‘I don’t know. I must go.’ She left him and ran across the grass to the courtyard entrance she’d come from. She returned via the servants’ door and went to the retiring room to ask the maid to pin up the strands of hair she had pulled loose to be able to excuse herself.
When she returned to the ballroom, he was nowhere to be seen.
Mary found her father, who teased her about the length of time the maid took to fix her hair. She had lied, again. Deceived and disobeyed him. Insanity had claimed her. What had she done?
‘Miss Marlow, will you dance?’
She turned to face Lloyd Montague, one of her usual suitors. She liked him, she liked many of the men, but they had no intrigue. The only man she wanted to dance with was no longer here.
She accepted Lloyd’s arm and let him lead her into a waltz, her heart racing, her blood running thick with the memory of Lord Framlington’s intimate caress.
Would she go tomorrow? She could, if she took a groom.
But it would not be wise. It could only lead to disgrace.
7
Drew sat astride his horse, waiting by the gates of Hyde Park. Miss Marlow was thirty minutes late. She was making a fool of him.
Impatience bit hard. His hands on the pommel of his saddle, he shifted his weight, and as he did so, he thought of her in his arms last night. Desire clasped low in his belly, a feeling that was much more than lust. She had melted him. Entirely. He had been ice and now he was water. He’d never experienced an encounter with a woman which was so… beautiful… so… real.
His heart had thundered as hard as hers at the end, and he’d wanted to yell out with jubilation. She would have thought him mad, and, of course, it would have meant they may have been caught.
His friends would think him insane if they knew how he felt.
He’d smiled for the rest of the night, like a damned green youth who’d just discovered the sport, and he’d still been smiling this morning.
She had been all that he’d hoped of an innocent woman.
He, Drew Framlington, had been the first to show the beautiful Miss Marlow what true pleasure could be.

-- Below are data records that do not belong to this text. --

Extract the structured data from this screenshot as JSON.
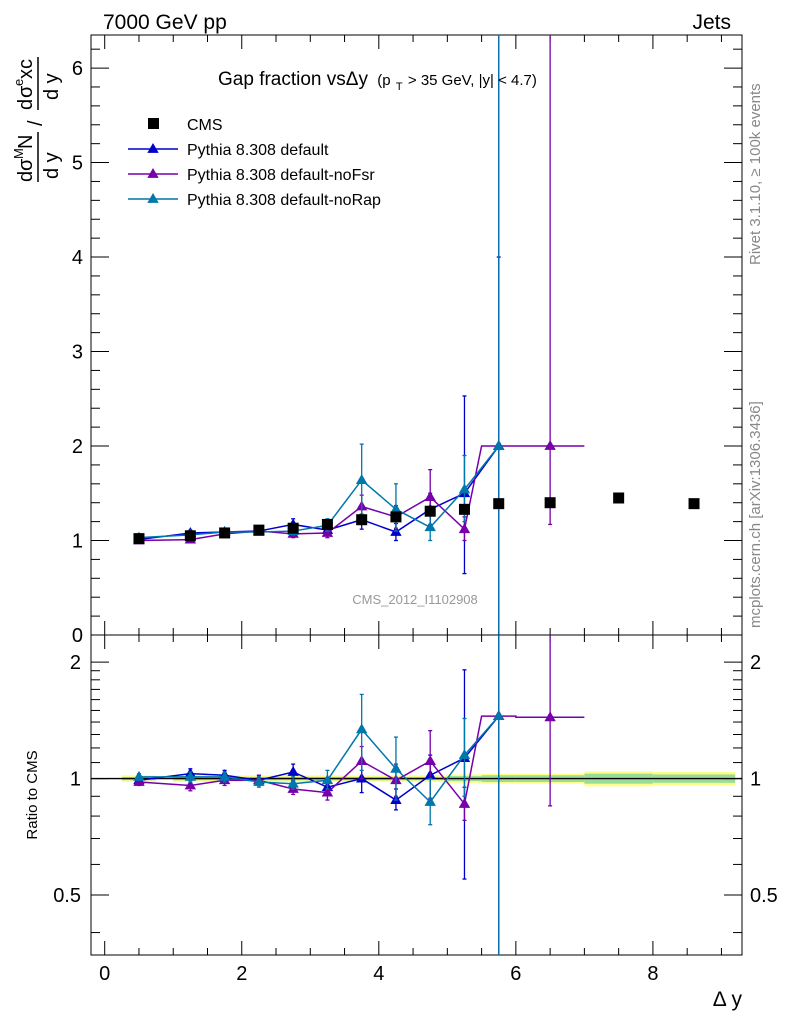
{
  "header": {
    "left": "7000 GeV pp",
    "right": "Jets"
  },
  "side_text": {
    "rivet": "Rivet 3.1.10, ≥ 100k events",
    "mcplots": "mcplots.cern.ch [arXiv:1306.3436]"
  },
  "watermark": "CMS_2012_I1102908",
  "colors": {
    "CMS": "#000000",
    "Pythia 8.308 default": "#0000cc",
    "Pythia 8.308 default-noFsr": "#7700aa",
    "Pythia 8.308 default-noRap": "#0077aa",
    "band_inner": "#99dd99",
    "band_outer": "#ffff88"
  },
  "chart_data": [
    {
      "type": "scatter",
      "title": "Gap fraction vsΔy (p_T > 35 GeV, |y| < 4.7)",
      "title_main": "Gap fraction vsΔy",
      "title_sub": "(p",
      "title_sub_T": "T",
      "title_sub_rest": " > 35 GeV, |y| < 4.7)",
      "xlabel": "Δ y",
      "ylabel": "dσ^M N / d y  /  dσ^e xc / d y",
      "xlim": [
        -0.2,
        9.3
      ],
      "ylim": [
        0,
        6.35
      ],
      "xticks": [
        "0",
        "2",
        "4",
        "6",
        "8"
      ],
      "yticks": [
        "0",
        "1",
        "2",
        "3",
        "4",
        "5",
        "6"
      ],
      "legend_position": "top-left",
      "series": [
        {
          "name": "CMS",
          "marker": "square",
          "points": [
            {
              "x": 0.5,
              "y": 1.02
            },
            {
              "x": 1.25,
              "y": 1.05
            },
            {
              "x": 1.75,
              "y": 1.08
            },
            {
              "x": 2.25,
              "y": 1.11
            },
            {
              "x": 2.75,
              "y": 1.13
            },
            {
              "x": 3.25,
              "y": 1.17
            },
            {
              "x": 3.75,
              "y": 1.22
            },
            {
              "x": 4.25,
              "y": 1.25
            },
            {
              "x": 4.75,
              "y": 1.31
            },
            {
              "x": 5.25,
              "y": 1.33
            },
            {
              "x": 5.75,
              "y": 1.39
            },
            {
              "x": 6.5,
              "y": 1.4
            },
            {
              "x": 7.5,
              "y": 1.45
            },
            {
              "x": 8.6,
              "y": 1.39
            }
          ]
        },
        {
          "name": "Pythia 8.308 default",
          "marker": "triangle",
          "points": [
            {
              "x": 0.5,
              "y": 1.01,
              "ylo": 0.99,
              "yhi": 1.03
            },
            {
              "x": 1.25,
              "y": 1.08,
              "ylo": 1.05,
              "yhi": 1.11
            },
            {
              "x": 1.75,
              "y": 1.09,
              "ylo": 1.06,
              "yhi": 1.12
            },
            {
              "x": 2.25,
              "y": 1.1,
              "ylo": 1.07,
              "yhi": 1.13
            },
            {
              "x": 2.75,
              "y": 1.17,
              "ylo": 1.12,
              "yhi": 1.23
            },
            {
              "x": 3.25,
              "y": 1.11,
              "ylo": 1.06,
              "yhi": 1.16
            },
            {
              "x": 3.75,
              "y": 1.22,
              "ylo": 1.12,
              "yhi": 1.33
            },
            {
              "x": 4.25,
              "y": 1.09,
              "ylo": 1.0,
              "yhi": 1.18
            },
            {
              "x": 4.75,
              "y": 1.33,
              "ylo": 1.15,
              "yhi": 1.5
            },
            {
              "x": 5.25,
              "y": 1.5,
              "ylo": 0.65,
              "yhi": 2.53
            },
            {
              "x": 5.75,
              "y": 2.0,
              "ylo": 0.0,
              "yhi": 4.0
            }
          ]
        },
        {
          "name": "Pythia 8.308 default-noFsr",
          "marker": "triangle",
          "points": [
            {
              "x": 0.5,
              "y": 1.0,
              "ylo": 0.98,
              "yhi": 1.02
            },
            {
              "x": 1.25,
              "y": 1.01,
              "ylo": 0.98,
              "yhi": 1.04
            },
            {
              "x": 1.75,
              "y": 1.07,
              "ylo": 1.04,
              "yhi": 1.1
            },
            {
              "x": 2.25,
              "y": 1.1,
              "ylo": 1.06,
              "yhi": 1.13
            },
            {
              "x": 2.75,
              "y": 1.07,
              "ylo": 1.03,
              "yhi": 1.11
            },
            {
              "x": 3.25,
              "y": 1.08,
              "ylo": 1.03,
              "yhi": 1.13
            },
            {
              "x": 3.75,
              "y": 1.36,
              "ylo": 1.22,
              "yhi": 1.48
            },
            {
              "x": 4.25,
              "y": 1.25,
              "ylo": 1.13,
              "yhi": 1.37
            },
            {
              "x": 4.75,
              "y": 1.46,
              "ylo": 1.17,
              "yhi": 1.75
            },
            {
              "x": 5.25,
              "y": 1.12,
              "ylo": 1.0,
              "yhi": 1.25
            },
            {
              "x": 5.75,
              "y": 2.0,
              "xlo": 5.5,
              "xhi": 6.0,
              "ylo": 0.0,
              "yhi": 6.35
            },
            {
              "x": 6.5,
              "y": 2.0,
              "xlo": 6.0,
              "xhi": 7.0,
              "ylo": 1.17,
              "yhi": 6.35
            }
          ]
        },
        {
          "name": "Pythia 8.308 default-noRap",
          "marker": "triangle",
          "points": [
            {
              "x": 0.5,
              "y": 1.03,
              "ylo": 1.01,
              "yhi": 1.05
            },
            {
              "x": 1.25,
              "y": 1.06,
              "ylo": 1.03,
              "yhi": 1.09
            },
            {
              "x": 1.75,
              "y": 1.09,
              "ylo": 1.06,
              "yhi": 1.12
            },
            {
              "x": 2.25,
              "y": 1.09,
              "ylo": 1.06,
              "yhi": 1.12
            },
            {
              "x": 2.75,
              "y": 1.1,
              "ylo": 1.06,
              "yhi": 1.14
            },
            {
              "x": 3.25,
              "y": 1.16,
              "ylo": 1.1,
              "yhi": 1.23
            },
            {
              "x": 3.75,
              "y": 1.64,
              "ylo": 1.28,
              "yhi": 2.02
            },
            {
              "x": 4.25,
              "y": 1.33,
              "ylo": 1.1,
              "yhi": 1.6
            },
            {
              "x": 4.75,
              "y": 1.14,
              "ylo": 1.0,
              "yhi": 1.31
            },
            {
              "x": 5.25,
              "y": 1.54,
              "ylo": 1.2,
              "yhi": 1.9
            },
            {
              "x": 5.75,
              "y": 2.0,
              "ylo": 0.0,
              "yhi": 6.35
            }
          ]
        }
      ]
    },
    {
      "type": "scatter",
      "ylabel": "Ratio to CMS",
      "xlabel": "Δ y",
      "xlim": [
        -0.2,
        9.3
      ],
      "ylim": [
        0.35,
        2.35
      ],
      "yscale": "log",
      "xticks": [
        "0",
        "2",
        "4",
        "6",
        "8"
      ],
      "yticks": [
        "0.5",
        "1",
        "2"
      ],
      "band": [
        {
          "xlo": 0.25,
          "xhi": 0.75,
          "inner": 0.01,
          "outer": 0.02
        },
        {
          "xlo": 1.0,
          "xhi": 1.5,
          "inner": 0.01,
          "outer": 0.02
        },
        {
          "xlo": 1.5,
          "xhi": 2.0,
          "inner": 0.01,
          "outer": 0.02
        },
        {
          "xlo": 2.0,
          "xhi": 2.5,
          "inner": 0.01,
          "outer": 0.02
        },
        {
          "xlo": 2.5,
          "xhi": 3.0,
          "inner": 0.01,
          "outer": 0.02
        },
        {
          "xlo": 3.0,
          "xhi": 3.5,
          "inner": 0.01,
          "outer": 0.02
        },
        {
          "xlo": 3.5,
          "xhi": 4.0,
          "inner": 0.01,
          "outer": 0.02
        },
        {
          "xlo": 4.0,
          "xhi": 4.5,
          "inner": 0.01,
          "outer": 0.02
        },
        {
          "xlo": 4.5,
          "xhi": 5.0,
          "inner": 0.01,
          "outer": 0.02
        },
        {
          "xlo": 5.0,
          "xhi": 5.5,
          "inner": 0.015,
          "outer": 0.025
        },
        {
          "xlo": 5.5,
          "xhi": 6.0,
          "inner": 0.02,
          "outer": 0.03
        },
        {
          "xlo": 6.0,
          "xhi": 7.0,
          "inner": 0.02,
          "outer": 0.03
        },
        {
          "xlo": 7.0,
          "xhi": 8.0,
          "inner": 0.03,
          "outer": 0.045
        },
        {
          "xlo": 8.0,
          "xhi": 9.2,
          "inner": 0.025,
          "outer": 0.04
        }
      ],
      "series": [
        {
          "name": "Pythia 8.308 default",
          "points": [
            {
              "x": 0.5,
              "y": 0.99,
              "ylo": 0.97,
              "yhi": 1.01
            },
            {
              "x": 1.25,
              "y": 1.03,
              "ylo": 1.0,
              "yhi": 1.06
            },
            {
              "x": 1.75,
              "y": 1.02,
              "ylo": 0.99,
              "yhi": 1.05
            },
            {
              "x": 2.25,
              "y": 0.99,
              "ylo": 0.96,
              "yhi": 1.02
            },
            {
              "x": 2.75,
              "y": 1.04,
              "ylo": 0.99,
              "yhi": 1.09
            },
            {
              "x": 3.25,
              "y": 0.95,
              "ylo": 0.91,
              "yhi": 0.99
            },
            {
              "x": 3.75,
              "y": 1.0,
              "ylo": 0.92,
              "yhi": 1.09
            },
            {
              "x": 4.25,
              "y": 0.88,
              "ylo": 0.83,
              "yhi": 0.94
            },
            {
              "x": 4.75,
              "y": 1.02,
              "ylo": 0.88,
              "yhi": 1.15
            },
            {
              "x": 5.25,
              "y": 1.13,
              "ylo": 0.55,
              "yhi": 1.91
            },
            {
              "x": 5.75,
              "y": 1.45,
              "ylo": 0.0,
              "yhi": 2.35
            }
          ]
        },
        {
          "name": "Pythia 8.308 default-noFsr",
          "points": [
            {
              "x": 0.5,
              "y": 0.98,
              "ylo": 0.96,
              "yhi": 1.0
            },
            {
              "x": 1.25,
              "y": 0.96,
              "ylo": 0.93,
              "yhi": 0.99
            },
            {
              "x": 1.75,
              "y": 0.99,
              "ylo": 0.96,
              "yhi": 1.02
            },
            {
              "x": 2.25,
              "y": 0.99,
              "ylo": 0.96,
              "yhi": 1.02
            },
            {
              "x": 2.75,
              "y": 0.94,
              "ylo": 0.91,
              "yhi": 0.98
            },
            {
              "x": 3.25,
              "y": 0.92,
              "ylo": 0.88,
              "yhi": 0.96
            },
            {
              "x": 3.75,
              "y": 1.11,
              "ylo": 1.0,
              "yhi": 1.21
            },
            {
              "x": 4.25,
              "y": 0.99,
              "ylo": 0.9,
              "yhi": 1.09
            },
            {
              "x": 4.75,
              "y": 1.11,
              "ylo": 0.89,
              "yhi": 1.33
            },
            {
              "x": 5.25,
              "y": 0.86,
              "ylo": 0.78,
              "yhi": 0.95
            },
            {
              "x": 5.75,
              "y": 1.45,
              "xlo": 5.5,
              "xhi": 6.0,
              "ylo": 0.0,
              "yhi": 2.35
            },
            {
              "x": 6.5,
              "y": 1.44,
              "xlo": 6.0,
              "xhi": 7.0,
              "ylo": 0.85,
              "yhi": 2.35
            }
          ]
        },
        {
          "name": "Pythia 8.308 default-noRap",
          "points": [
            {
              "x": 0.5,
              "y": 1.01,
              "ylo": 0.99,
              "yhi": 1.03
            },
            {
              "x": 1.25,
              "y": 1.01,
              "ylo": 0.98,
              "yhi": 1.04
            },
            {
              "x": 1.75,
              "y": 1.01,
              "ylo": 0.98,
              "yhi": 1.04
            },
            {
              "x": 2.25,
              "y": 0.98,
              "ylo": 0.95,
              "yhi": 1.01
            },
            {
              "x": 2.75,
              "y": 0.97,
              "ylo": 0.94,
              "yhi": 1.01
            },
            {
              "x": 3.25,
              "y": 0.99,
              "ylo": 0.94,
              "yhi": 1.05
            },
            {
              "x": 3.75,
              "y": 1.34,
              "ylo": 1.05,
              "yhi": 1.65
            },
            {
              "x": 4.25,
              "y": 1.06,
              "ylo": 0.88,
              "yhi": 1.28
            },
            {
              "x": 4.75,
              "y": 0.87,
              "ylo": 0.76,
              "yhi": 1.0
            },
            {
              "x": 5.25,
              "y": 1.15,
              "ylo": 0.9,
              "yhi": 1.43
            },
            {
              "x": 5.75,
              "y": 1.45,
              "ylo": 0.0,
              "yhi": 2.35
            }
          ]
        }
      ]
    }
  ]
}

Yet she had not come this morning. He was not smiling any more. Waiting on a woman was not his forte. He’d rather walk away than wait. But he craved her too deeply now, he could never choose another woman. Yet, if he did not marry soon, the duns would have him in jail for his debts.
Devil take it. Where was she? She’d shattered in his arms last night, he thought she would be desperate to see him…
He had not thought she would allow him so near so soon, but she had been willing him on, kissing him back with an un-virginal hunger. He wanted this courtship over and Miss Marlow in his bed, just as much as he wanted her damned money. After the climax he’d given her last night, and it had undoubtedly been her first as she had been shocked by it, he thought she would beg him to marry her. Instead, she had run back to her family with no promise made.
He lifted his watch from the pocket of his morning coat. Five more minutes had passed.
She had stood him up.
He would never live this down after he’d bragged to his friends that they could begin their celebrations.
All women were fickle.
Then, he saw her. Surprise and relief took bites out of his heart. Then came the flood of hope on a storm of emotions deeper than he had ever experienced.
She was riding along the street outside the park, the eye of a peacock feather bouncing above her head, protruding from her hat which was the same colour as her sapphire blue habit. The colour a sharp contrast to her pale skin.
Her seat on the jet-black stallion impressed him; her spine held straight and her grip on the reins firm. She looked magnificent on the obviously expensive animal, with its sleek muscular shape and glossy well-groomed coat.
A groom rode beside her, keeping guard over Lord Marlow’s precious package.
Drew smiled, turned his mare, Athena, away from the gate and tapped his heels, commanding the animal to walk across the lawn. Their meeting must appear accidental. His heart raced as though he were galloping not walking the horse.
The sky was a glorious clear blue from one horizon to the other, but the day had not warmed yet, and the grass was damp with dew.
Drew kicked his heels and stirred his horse into a canter, giving her time to enter the park and his heartbeat a chance to recover from the sight of her.